Mildred Hoover in "Historic Spots in California" describes Norris and his purchase:
"When Leo Norris came to the rancho in the autumn of 1850, he found a branch of the Soto family residing in an adobe house then standing about 150 yards from the site of his (eventual) residence. Apparently these were brothers of Rafaela Soto de Pacheco who planned to settle there, but they moved elsewhere when all their horses were stolen by Indians.
"Leo Norris lived at Mission San Jose from June 1847 until the early autumn of 1850 when he and his son William migrated to the San Ramon Valley. With them went their cousin, William Lynch, a native of New York, who had landed in San Francisco on June 28, 1849, from the pilot boat W. A. Hackstaff. Lynch was a journeyman carpenter and practiced his trade in San Francisco before going out to the fertile valley of San Ramon, where he aided Norris in erecting his house, the first frame dwelling in the valley.
"It was constructed from lumber hauled from the San Antonio redwoods by the long and tedious route through Mission San Jose, Sunol Valley, and Amador's (now Dublin). In spite of this roundabout journey, the house was ready for occupancy before the winter. The old Norris dwelling, which stood on Norris Canyon Road at the mouth of the canyon about half a mile west of San Ramon Valley Boulevard, was destroyed by fire in 1951."

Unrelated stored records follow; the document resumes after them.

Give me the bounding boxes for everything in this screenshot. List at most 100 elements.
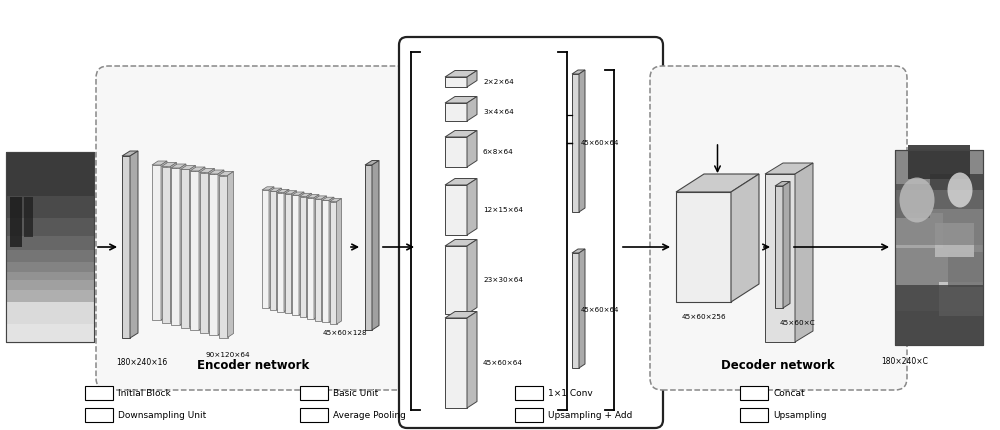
Polygon shape xyxy=(277,189,289,193)
Polygon shape xyxy=(467,71,477,87)
Polygon shape xyxy=(445,178,477,185)
Polygon shape xyxy=(130,151,138,338)
Polygon shape xyxy=(122,156,130,338)
Text: Decoder network: Decoder network xyxy=(721,359,835,372)
Polygon shape xyxy=(190,171,199,330)
Polygon shape xyxy=(181,169,190,328)
Polygon shape xyxy=(336,199,341,324)
Ellipse shape xyxy=(948,172,972,208)
Polygon shape xyxy=(161,161,167,320)
Polygon shape xyxy=(152,161,167,165)
Bar xyxy=(6,290,94,302)
Polygon shape xyxy=(731,174,759,302)
Bar xyxy=(895,184,930,218)
Bar xyxy=(948,252,983,286)
Polygon shape xyxy=(218,175,228,338)
Polygon shape xyxy=(190,166,196,328)
Polygon shape xyxy=(200,172,208,332)
Text: Downsampling Unit: Downsampling Unit xyxy=(118,411,206,420)
Bar xyxy=(300,408,328,422)
Text: 45×60×64: 45×60×64 xyxy=(483,360,523,366)
Polygon shape xyxy=(765,174,795,342)
Polygon shape xyxy=(676,192,731,302)
Polygon shape xyxy=(795,163,813,342)
Polygon shape xyxy=(269,187,274,308)
Text: 45×60×64: 45×60×64 xyxy=(581,307,619,313)
Bar xyxy=(6,152,94,342)
Polygon shape xyxy=(270,191,276,310)
Text: Basic Unit: Basic Unit xyxy=(333,388,378,397)
Polygon shape xyxy=(445,240,477,246)
Bar xyxy=(740,386,768,400)
Polygon shape xyxy=(330,199,341,202)
Text: 1×1 Conv: 1×1 Conv xyxy=(548,388,593,397)
Bar xyxy=(895,150,983,345)
Polygon shape xyxy=(322,197,334,200)
Bar xyxy=(515,386,543,400)
Polygon shape xyxy=(285,194,292,313)
Polygon shape xyxy=(284,189,289,312)
Bar xyxy=(515,408,543,422)
Polygon shape xyxy=(170,163,176,322)
Polygon shape xyxy=(445,185,467,235)
Polygon shape xyxy=(775,181,790,186)
Text: 45×60×64: 45×60×64 xyxy=(581,140,619,146)
Bar xyxy=(908,145,970,179)
Polygon shape xyxy=(445,318,467,408)
Text: Encoder network: Encoder network xyxy=(197,359,309,372)
Polygon shape xyxy=(162,163,176,166)
Bar xyxy=(6,152,94,342)
Text: Average Pooling: Average Pooling xyxy=(333,411,406,420)
Polygon shape xyxy=(467,130,477,167)
Bar xyxy=(85,408,113,422)
Polygon shape xyxy=(122,151,138,156)
Text: 6×8×64: 6×8×64 xyxy=(483,149,514,155)
Bar xyxy=(6,236,94,250)
Polygon shape xyxy=(262,187,274,190)
Text: Upsampling + Add: Upsampling + Add xyxy=(548,411,632,420)
Bar xyxy=(895,213,943,248)
Polygon shape xyxy=(218,172,234,175)
Polygon shape xyxy=(208,169,214,332)
Bar xyxy=(6,280,94,290)
Polygon shape xyxy=(218,170,224,335)
Text: 180×240×C: 180×240×C xyxy=(882,357,928,366)
Bar xyxy=(740,408,768,422)
Bar xyxy=(6,152,94,196)
Text: Initial Block: Initial Block xyxy=(118,388,171,397)
Text: Upsampling: Upsampling xyxy=(773,411,827,420)
Polygon shape xyxy=(572,70,585,74)
Polygon shape xyxy=(467,96,477,121)
Bar xyxy=(6,272,94,280)
Polygon shape xyxy=(270,188,282,191)
Polygon shape xyxy=(445,71,477,77)
Polygon shape xyxy=(180,164,186,325)
Text: 2×2×64: 2×2×64 xyxy=(483,79,514,85)
Polygon shape xyxy=(314,196,326,199)
Polygon shape xyxy=(181,166,196,169)
Polygon shape xyxy=(445,96,477,103)
Bar xyxy=(935,223,974,257)
Polygon shape xyxy=(152,165,161,320)
Polygon shape xyxy=(445,103,467,121)
Polygon shape xyxy=(572,253,579,368)
Polygon shape xyxy=(322,200,329,322)
Polygon shape xyxy=(775,186,783,308)
Bar xyxy=(895,150,983,345)
Polygon shape xyxy=(300,194,312,197)
Bar xyxy=(930,174,983,209)
Bar xyxy=(24,197,33,237)
Polygon shape xyxy=(190,167,205,171)
Bar xyxy=(6,262,94,272)
FancyBboxPatch shape xyxy=(96,66,410,390)
Polygon shape xyxy=(467,178,477,235)
Polygon shape xyxy=(445,246,467,314)
Polygon shape xyxy=(372,160,379,330)
Polygon shape xyxy=(579,249,585,368)
Polygon shape xyxy=(307,198,314,319)
Polygon shape xyxy=(262,190,269,308)
Polygon shape xyxy=(467,311,477,408)
Text: 3×4×64: 3×4×64 xyxy=(483,109,514,115)
Polygon shape xyxy=(467,240,477,314)
Polygon shape xyxy=(365,165,372,330)
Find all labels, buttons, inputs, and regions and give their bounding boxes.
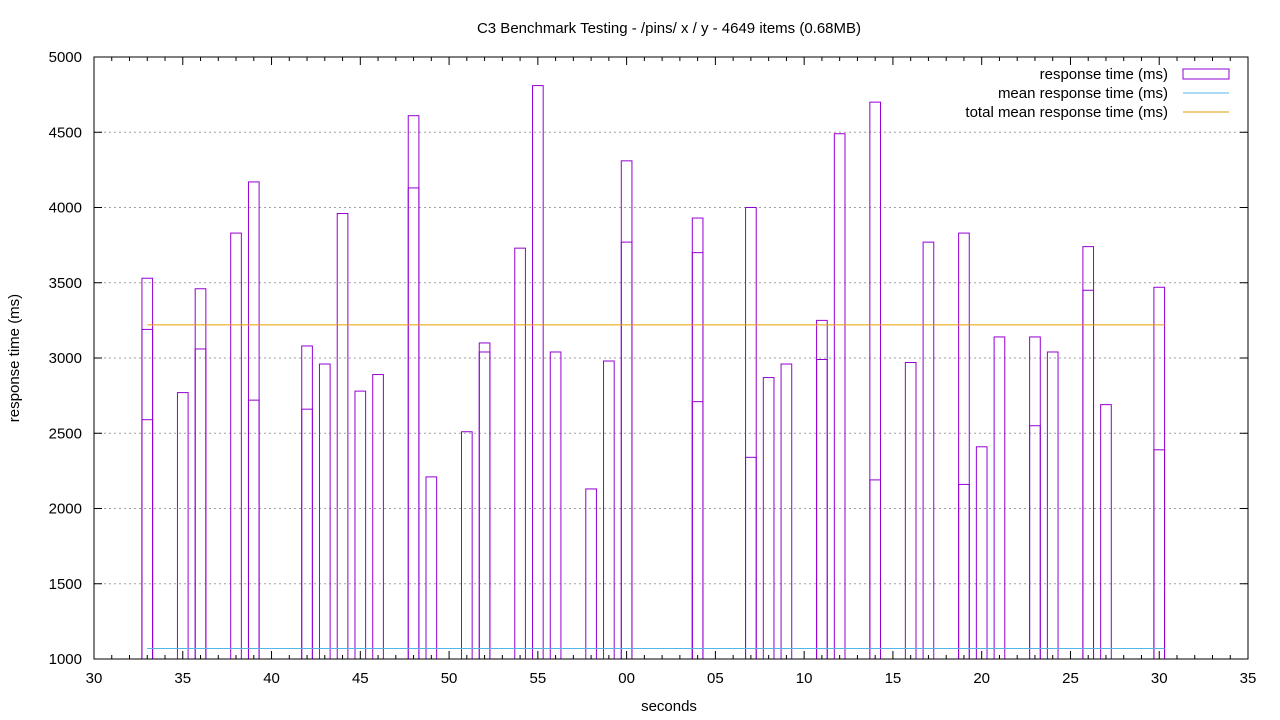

Leo and Mary Jane Norris and family had immigrated to Alta California in 1846. That year other early San Ramon Valley residents included Joel Harlan and Minerva Fowler (who later married Joel) and Mary Ann and John M. Jones of Alamo. The Harlan and Glass families bought land from Norris in 1852 and 1859 while later immigrant Christian Wiedemann may have purchased property in the 1860s.
Life in San Ramon during the 1850s was rugged with travel and work done on horseback. Elk and antelope were abundant, and grizzly bears were always around. James Smith recalled William Norris as one of the best horsemen he had ever seen with an elegance of style and a lasso expertise which few could rival. Norris probably learned his skills from Mexicans in the area since he evidently used a riata (leather woven rope). Smith said: "I have seen many who were expert with the riata doing fancy roping, but William Norris was the most expert in a corral, roping the feet to cast the animal for branding, that I ever saw."
Leo Norris recalled later that they arrived two weeks before Christmas of 1850, a few months after California statehood. At first, life on their ranch was similar to Mexican rancho life with a reliance on cattle grazing, they later added hay and grain cultivation.
When American courts verified land ownership beginning in the 1850s, the Norris ranch included 4,451 acres (one square league) and Amador's San Ramon Rancho included 16,517 acres (four square leagues). A map which accompanied the court judgment in 1862 shows the Norris Rancho in the northwest corner.
Sources: Mildred Hoover, "Historic Spots in California"; James Smith, "Recollections" ed. G.B. Drummond; Warren Beck, "Historical Atlas of California."
Beverly Lane, a longtime Danville resident, is curator of the Museum of the San Ramon Valley and co-author of "San Ramon Valley: Alamo, Danville, and San Ramon."